Scottie is fairly accident prone, which has led to several stints of box rest over the years. From these experiences I have managed to perfect what works best for us which makes the whole process much easier. So here are my top tips for surviving box rest with your horse.
Plenty of Food!
Horses spend a large amount of their time eating. When they don’t have access to food they can become bored and turn their attention to other, possibly destructive, activities! Not only this, but leaving them without forage for long periods of time can also lead to them developing gastric ulcers.
Ideally they would have access to ad lib hay and perhaps a treat toy of some form. However, you may need to also consider how many calories they are consuming, especially in cases of laminitis. But you can read my guide for Food Based Enrichment for Fatties here.
Get Them Out!
For the majority of box rest cases, the vet will advise some hand walking. Don’t ignore this! Can you imagine how boring it is standing in one room all day? I try to walk Scottie around the yard in the morning and evening after I have mucked out. When I have more time I like to walk him out to have some grass.
Depending on the injury, I will also Hi Vis up and take him for a quick walk around the houses (in a bridle) or maybe even lead him round a maze of poles in the arena. Not only is this light exercise for him, but it also engages his brain to help keep him mentally stimulated.
1 Full Muck Out
When Scottie is on box rest, I only do one full muck out a day, usually in the morning. Then in the evening I just skip out the poo and tidy it up a bit. This saves time, money and makes it easier to still have something semi resembling a life! Alternatively, you may choose to semi deep litter or deep litter during this time. Especially if your horse has an injury when the more padding the better!
If your horse is standing in the stable for long periods of time, they are probably going to get swollen legs. Scottie’s back legs tend to swell when he has a few days in the stable. While the swelling itself isn’t terrible, you can prevent it with bandaging which I think makes the horse more comfortable, especially when they do have to move.

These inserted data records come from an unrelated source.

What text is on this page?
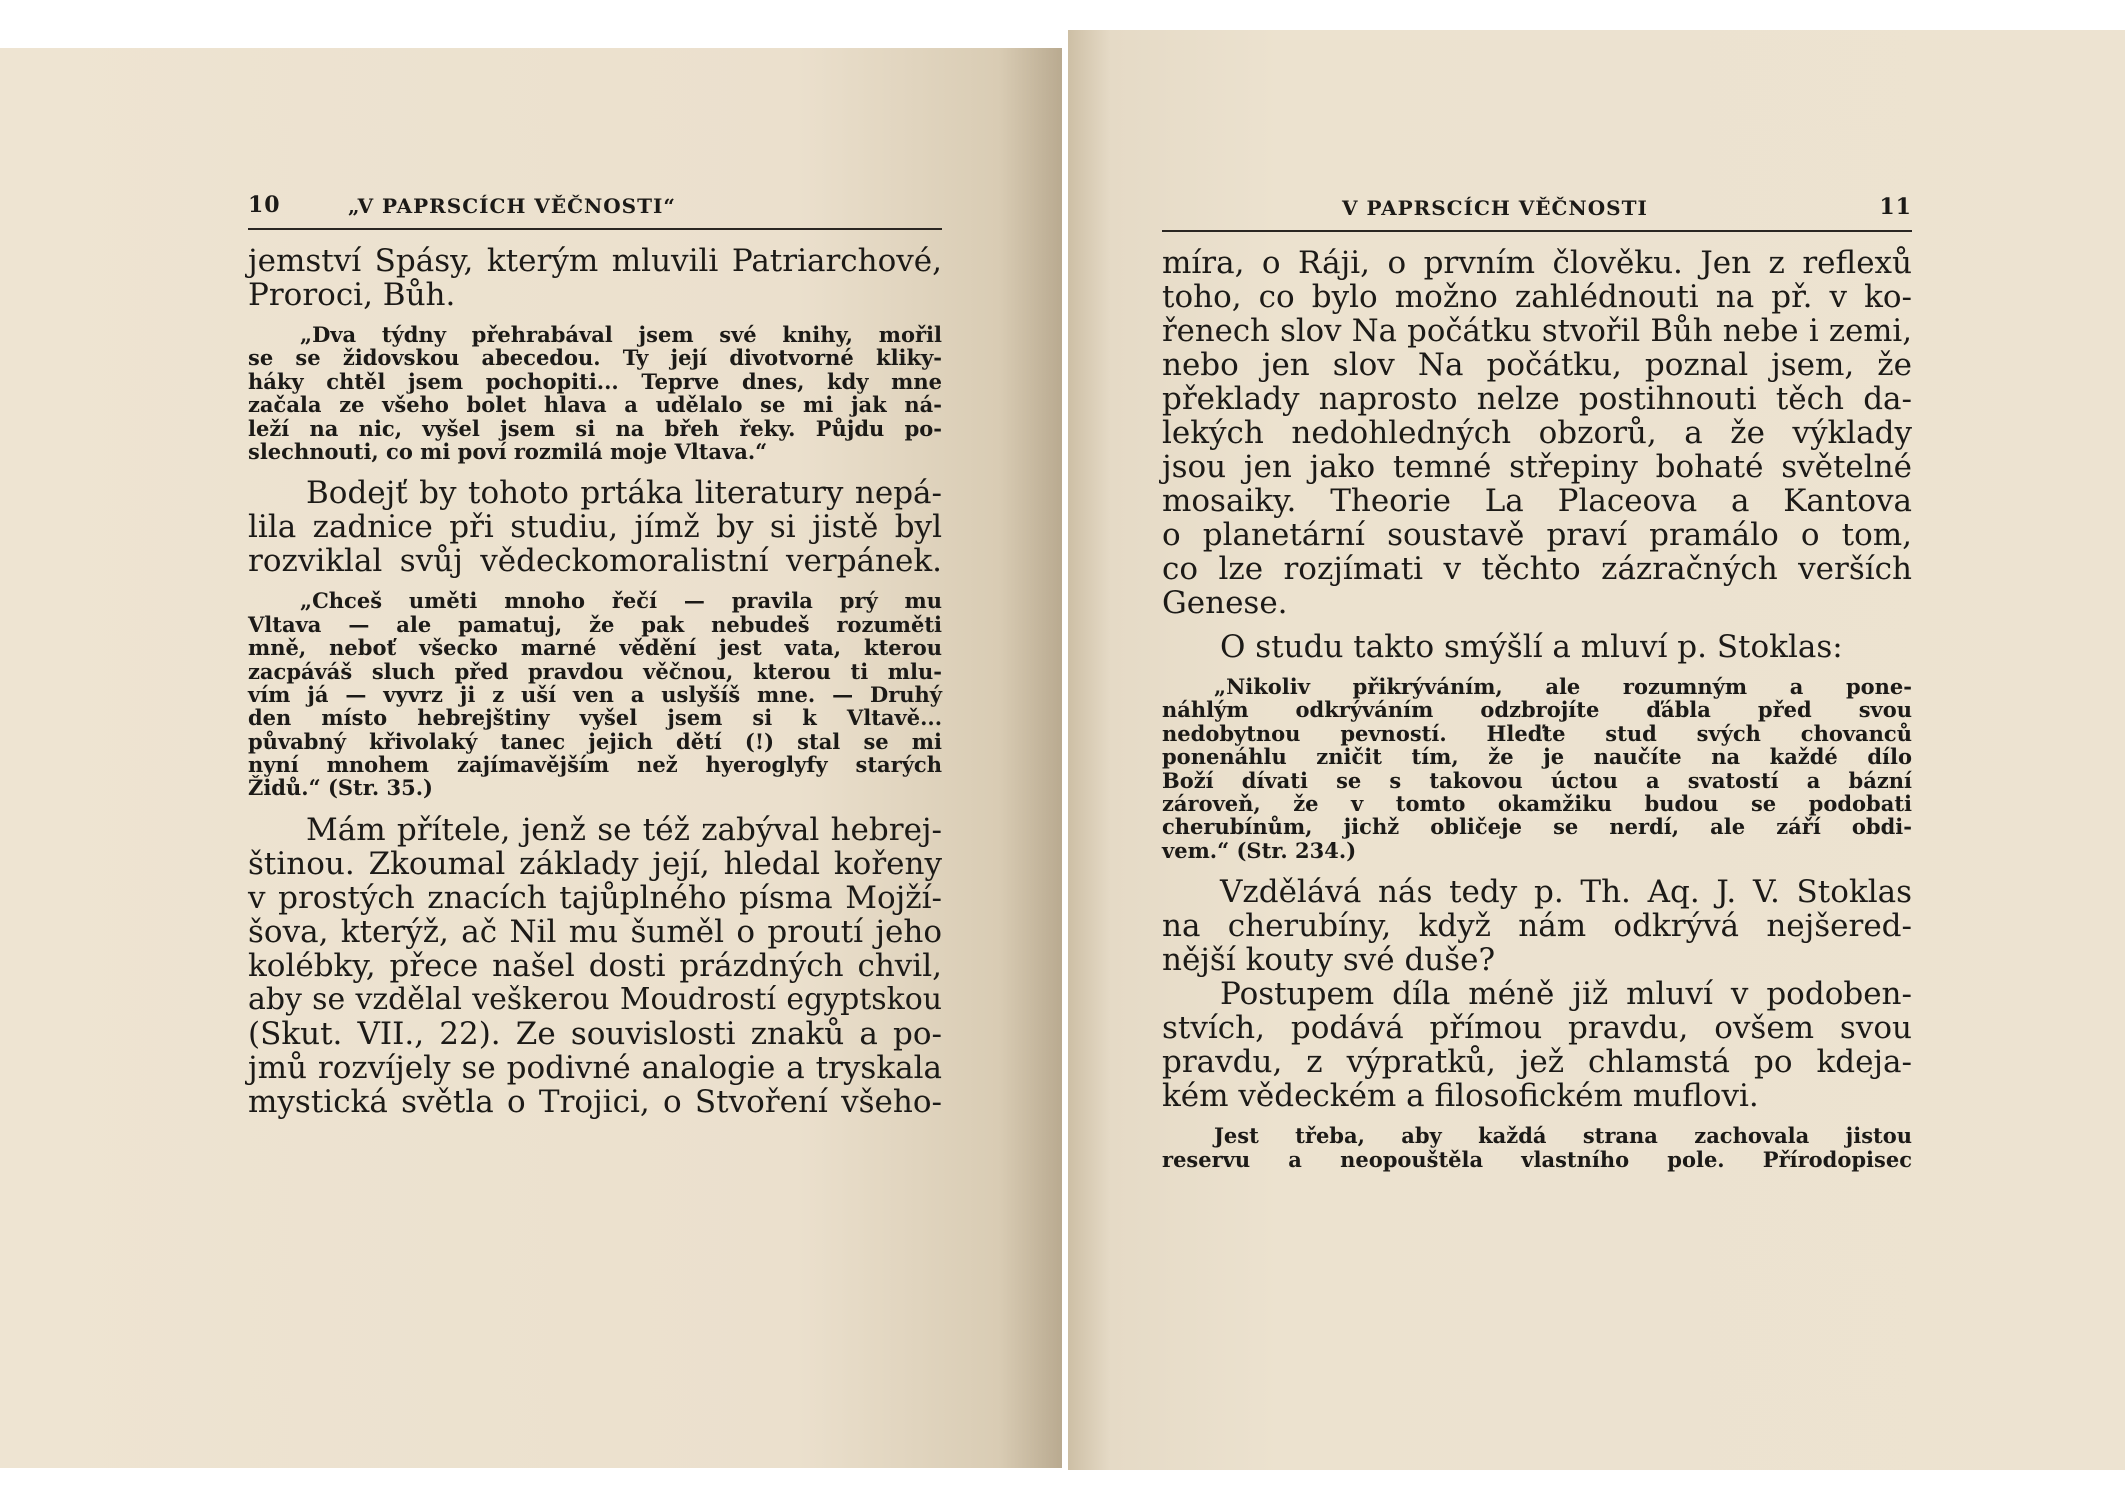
10	„V PAPRSCÍCH VĚČNOSTI“
jemství Spásy, kterým mluvili Patriarchové,
Proroci, Bůh.
„Dva týdny přehrabával jsem své knihy, mořil
se se židovskou abecedou. Ty její divotvorné kliky-
háky chtěl jsem pochopiti... Teprve dnes, kdy mne
začala ze všeho bolet hlava a udělalo se mi jak ná-
leží na nic, vyšel jsem si na břeh řeky. Půjdu po-
slechnouti, co mi poví rozmilá moje Vltava.“
Bodejť by tohoto prtáka literatury nepá-
lila zadnice při studiu, jímž by si jistě byl
rozviklal svůj vědeckomoralistní verpánek.
„Chceš uměti mnoho řečí — pravila prý mu
Vltava — ale pamatuj, že pak nebudeš rozuměti
mně, neboť všecko marné vědění jest vata, kterou
zacpáváš sluch před pravdou věčnou, kterou ti mlu-
vím já — vyvrz ji z uší ven a uslyšíš mne. — Druhý
den místo hebrejštiny vyšel jsem si k Vltavě...
půvabný křivolaký tanec jejich dětí (!) stal se mi
nyní mnohem zajímavějším než hyeroglyfy starých
Židů.“ (Str. 35.)
Mám přítele, jenž se též zabýval hebrej-
štinou. Zkoumal základy její, hledal kořeny
v prostých znacích tajůplného písma Mojží-
šova, kterýž, ač Nil mu šuměl o proutí jeho
kolébky, přece našel dosti prázdných chvil,
aby se vzdělal veškerou Moudrostí egyptskou
(Skut. VII., 22). Ze souvislosti znaků a po-
jmů rozvíjely se podivné analogie a tryskala
mystická světla o Trojici, o Stvoření všeho-
V PAPRSCÍCH VĚČNOSTI	11
míra, o Ráji, o prvním člověku. Jen z reflexů
toho, co bylo možno zahlédnouti na př. v ko-
řenech slov Na počátku stvořil Bůh nebe i zemi,
nebo jen slov Na počátku, poznal jsem, že
překlady naprosto nelze postihnouti těch da-
lekých nedohledných obzorů, a že výklady
jsou jen jako temné střepiny bohaté světelné
mosaiky. Theorie La Placeova a Kantova
o planetární soustavě praví pramálo o tom,
co lze rozjímati v těchto zázračných verších
Genese.
O studu takto smýšlí a mluví p. Stoklas:
„Nikoliv přikrýváním, ale rozumným a pone-
náhlým odkrýváním odzbrojíte ďábla před svou
nedobytnou pevností. Hleďte stud svých chovanců
ponenáhlu zničit tím, že je naučíte na každé dílo
Boží dívati se s takovou úctou a svatostí a bázní
zároveň, že v tomto okamžiku budou se podobati
cherubínům, jichž obličeje se nerdí, ale září obdi-
vem.“ (Str. 234.)
Vzdělává nás tedy p. Th. Aq. J. V. Stoklas
na cherubíny, když nám odkrývá nejšered-
nější kouty své duše?
Postupem díla méně již mluví v podoben-
stvích, podává přímou pravdu, ovšem svou
pravdu, z výpratků, jež chlamstá po kdeja-
kém vědeckém a filosofickém muflovi.
Jest třeba, aby každá strana zachovala jistou
reservu a neopouštěla vlastního pole. Přírodopisec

While bandaging is common practice, I much prefer a good set of stable wraps! They take a fraction of the time to put on and you don’t need to roll them back up afterwards. I good set also offers good support too! I find for long periods of time, I can get away with stable wraps on all 4 legs and then if needed, I bandage over the top on his hind legs overnight.
I love my Snuggy Hoods stable boots and regularly use them for this exact reason! But I also have a set of equilibrium stable wraps which also work well, although don’t offer quite the same support and I probably wouldn’t bandage over.

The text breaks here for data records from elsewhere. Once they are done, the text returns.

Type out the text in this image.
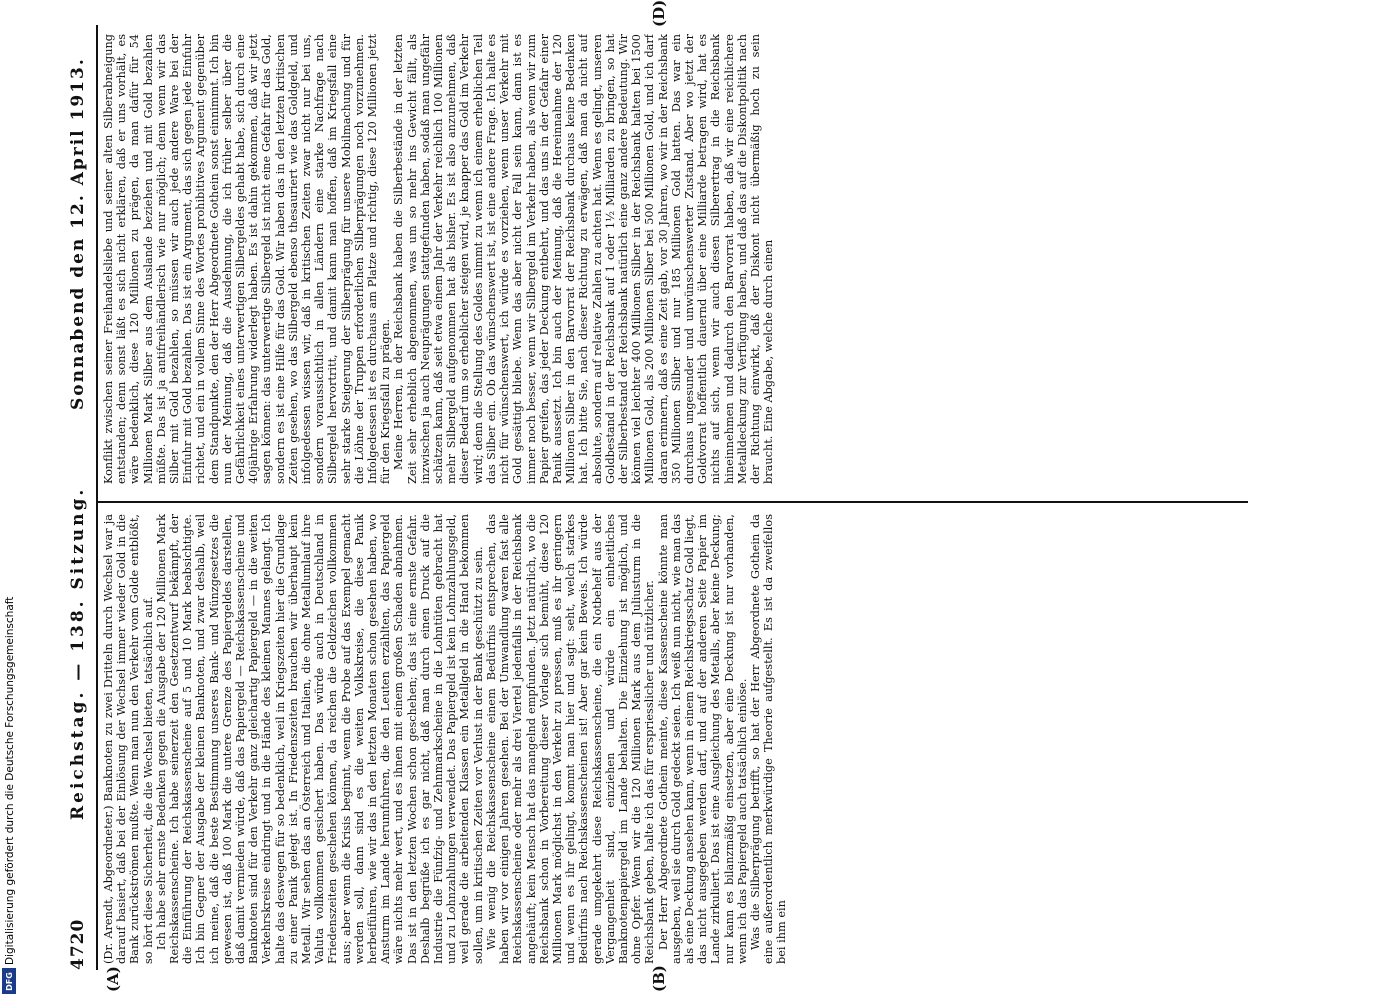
4720
Reichstag. — 138. Sitzung.
Sonnabend den 12. April 1913.
(A)	(B)
(D)

(Dr. Arendt, Abgeordneter.) Banknoten zu zwei Dritteln durch Wechsel war ja darauf basiert, daß bei der Einlösung der Wechsel immer wieder Gold in die Bank zurückströmen mußte. Wenn man nun den Verkehr vom Golde entblößt, so hört diese Sicherheit, die die Wechsel bieten, tatsächlich auf. Ich habe sehr ernste Bedenken gegen die Ausgabe der 120 Millionen Mark Reichskassenscheine. Ich habe seinerzeit den Gesetzentwurf bekämpft, der die Einführung der Reichskassenscheine auf 5 und 10 Mark beabsichtigte. Ich bin Gegner der Ausgabe der kleinen Banknoten, und zwar deshalb, weil ich meine, daß die beste Bestimmung unseres Bank- und Münzgesetzes die gewesen ist, daß 100 Mark die untere Grenze des Papiergeldes darstellen, daß damit vermieden würde, daß das Papiergeld — Reichskassenscheine und Banknoten sind für den Verkehr ganz gleichartig Papiergeld — in die weiten Verkehrskreise eindringt und in die Hände des kleinen Mannes gelangt. Ich halte das deswegen für so bedenklich, weil in Kriegszeiten hier die Grundlage zu einer Panik gelegt ist. In Friedenszeiten brauchen wir überhaupt kein Metall. Wir sehen das an Österreich und Italien, die ohne Metallumlauf ihre Valuta vollkommen gesichert haben. Das würde auch in Deutschland in Friedenszeiten geschehen können, da reichen die Geldzeichen vollkommen aus; aber wenn die Krisis beginnt, wenn die Probe auf das Exempel gemacht werden soll, dann sind es die weiten Volkskreise, die diese Panik herbeiführen, wie wir das in den letzten Monaten schon gesehen haben, wo Ansturm im Lande herumfuhren, die den Leuten erzählten, das Papiergeld wäre nichts mehr wert, und es ihnen mit einem großen Schaden abnahmen. Das ist in den letzten Wochen schon geschehen; das ist eine ernste Gefahr. Deshalb begrüße ich es gar nicht, daß man durch einen Druck auf die Industrie die Fünfzig- und Zehnmarkscheine in die Lohntüten gebracht hat und zu Lohnzahlungen verwendet. Das Papiergeld ist kein Lohnzahlungsgeld, weil gerade die arbeitenden Klassen ein Metallgeld in die Hand bekommen sollen, um in kritischen Zeiten vor Verlust in der Bank geschützt zu sein. Wie wenig die Reichskassenscheine einem Bedürfnis entsprechen, das haben wir vor einigen Jahren gesehen. Bei der Umwandlung waren fast alle Reichskassenscheine oder mehr als drei Viertel jedenfalls in der Reichsbank angehäuft; kein Mensch hat das mangelnd empfunden. Jetzt natürlich, wo die Reichsbank schon in Vorbereitung dieser Vorlage sich bemüht, diese 120 Millionen Mark möglichst in den Verkehr zu pressen, muß es ihr geringern und wenn es ihr gelingt, kommt man hier und sagt: seht, welch starkes Bedürfnis nach Reichskassenscheinen ist! Aber gar kein Beweis. Ich würde gerade umgekehrt diese Reichskassenscheine, die ein Notbehelf aus der Vergangenheit sind, einziehen und würde ein einheitliches Banknotenpapiergeld im Lande behalten. Die Einziehung ist möglich, und ohne Opfer. Wenn wir die 120 Millionen Mark aus dem Juliusturm in die Reichsbank geben, halte ich das für erspriesslicher und nützlicher. Der Herr Abgeordnete Gothein meinte, diese Kassenscheine könnte man ausgeben, weil sie durch Gold gedeckt seien. Ich weiß nun nicht, wie man das als eine Deckung ansehen kann, wenn in einem Reichskriegsschatz Gold liegt, das nicht ausgegeben werden darf, und auf der anderen Seite Papier im Lande zirkuliert. Das ist eine Ausgleichung des Metalls, aber keine Deckung; nur kann es bilanzmäßig einsetzen, aber eine Deckung ist nur vorhanden, wenn ich das Papiergeld auch tatsächlich einlöse. Was die Silberprägung betrifft, so hat der Herr Abgeordnete Gothein da eine außerordentlich merkwürdige Theorie aufgestellt. Es ist da zweifellos bei ihm ein

Konflikt zwischen seiner Freihandelsliebe und seiner alten Silberabneigung entstanden; denn sonst läßt es sich nicht erklären, daß er uns vorhält, es wäre bedenklich, diese 120 Millionen zu prägen, da man dafür für 54 Millionen Mark Silber aus dem Auslande beziehen und mit Gold bezahlen müßte. Das ist ja antifreihändlerisch wie nur möglich; denn wenn wir das Silber mit Gold bezahlen, so müssen wir auch jede andere Ware bei der Einfuhr mit Gold bezahlen. Das ist ein Argument, das sich gegen jede Einfuhr richtet, und ein in vollem Sinne des Wortes prohibitives Argument gegenüber dem Standpunkte, den der Herr Abgeordnete Gothein sonst einnimmt. Ich bin nun der Meinung, daß die Ausdehnung, die ich früher selber über die Gefährlichkeit eines unterwertigen Silbergeldes gehabt habe, sich durch eine 40jährige Erfahrung widerlegt haben. Es ist dahin gekommen, daß wir jetzt sagen können: das unterwertige Silbergeld ist nicht eine Gefahr für das Gold, sondern es ist eine Hilfe für das Gold. Wir haben das in den letzten kritischen Zeiten gesehen, wo das Silbergeld ebenso thesauriert wie das Goldgeld, und infolgedessen wissen wir, daß in kritischen Zeiten zwar nicht nur bei uns, sondern voraussichtlich in allen Ländern eine starke Nachfrage nach Silbergeld hervortritt, und damit kann man hoffen, daß im Kriegsfall eine sehr starke Steigerung der Silberprägung für unsere Mobilmachung und für die Löhne der Truppen erforderlichen Silberprägungen noch vorzunehmen. Infolgedessen ist es durchaus am Platze und richtig, diese 120 Millionen jetzt für den Kriegsfall zu prägen. Meine Herren, in der Reichsbank haben die Silberbestände in der letzten Zeit sehr erheblich abgenommen, was um so mehr ins Gewicht fällt, als inzwischen ja auch Neuprägungen stattgefunden haben, sodaß man ungefähr schätzen kann, daß seit etwa einem Jahr der Verkehr reichlich 100 Millionen mehr Silbergeld aufgenommen hat als bisher. Es ist also anzunehmen, daß dieser Bedarf um so erheblicher steigen wird, je knapper das Gold im Verkehr wird; denn die Stellung des Goldes nimmt zu wenn ich einem erheblichen Teil das Silber ein. Ob das wünschenswert ist, ist eine andere Frage. Ich halte es nicht für wünschenswert, ich würde es vorziehen, wenn unser Verkehr mit Gold gesättigt bliebe. Wenn das aber nicht der Fall sein kann, dann ist es immer noch besser, wenn wir Silbergeld im Verkehr haben, als wenn wir zum Papier greifen, das jeder Deckung entbehrt, und das uns in der Gefahr einer Panik aussetzt. Ich bin auch der Meinung, daß die Hereinnahme der 120 Millionen Silber in den Barvorrat der Reichsbank durchaus keine Bedenken hat. Ich bitte Sie, nach dieser Richtung zu erwägen, daß man da nicht auf absolute, sondern auf relative Zahlen zu achten hat. Wenn es gelingt, unseren Goldbestand in der Reichsbank auf 1 oder 1½ Milliarden zu bringen, so hat der Silberbestand der Reichsbank natürlich eine ganz andere Bedeutung. Wir können viel leichter 400 Millionen Silber in der Reichsbank halten bei 1500 Millionen Gold, als 200 Millionen Silber bei 500 Millionen Gold, und ich darf daran erinnern, daß es eine Zeit gab, vor 30 Jahren, wo wir in der Reichsbank 350 Millionen Silber und nur 185 Millionen Gold hatten. Das war ein durchaus ungesunder und unwünschenswerter Zustand. Aber wo jetzt der Goldvorrat hoffentlich dauernd über eine Milliarde betragen wird, hat es nichts auf sich, wenn wir auch diesen Silberertrag in die Reichsbank hineinnehmen und dadurch den Barvorrat haben, daß wir eine reichlichere Metalldeckung zur Verfügung haben, und daß das auf die Diskontpolitik nach der Richtung einwirkt, daß der Diskont nicht übermäßig hoch zu sein braucht. Eine Abgabe, welche durch einen

Digitalisierung gefördert durch die Deutsche Forschungsgemeinschaft
DFG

Spend Social Time With Them
While confined to their stable, your horse probably isn’t getting the social time they usually get with other horses and since you aren’t riding, you might not be grooming etc. But you should still make the effort to just spend time with your horse. Unless they are one of those horses who don’t really enjoy human company, they will probably crave some contact and interaction! Scottie can become very soppy when he is in for long periods of time and just wants some love!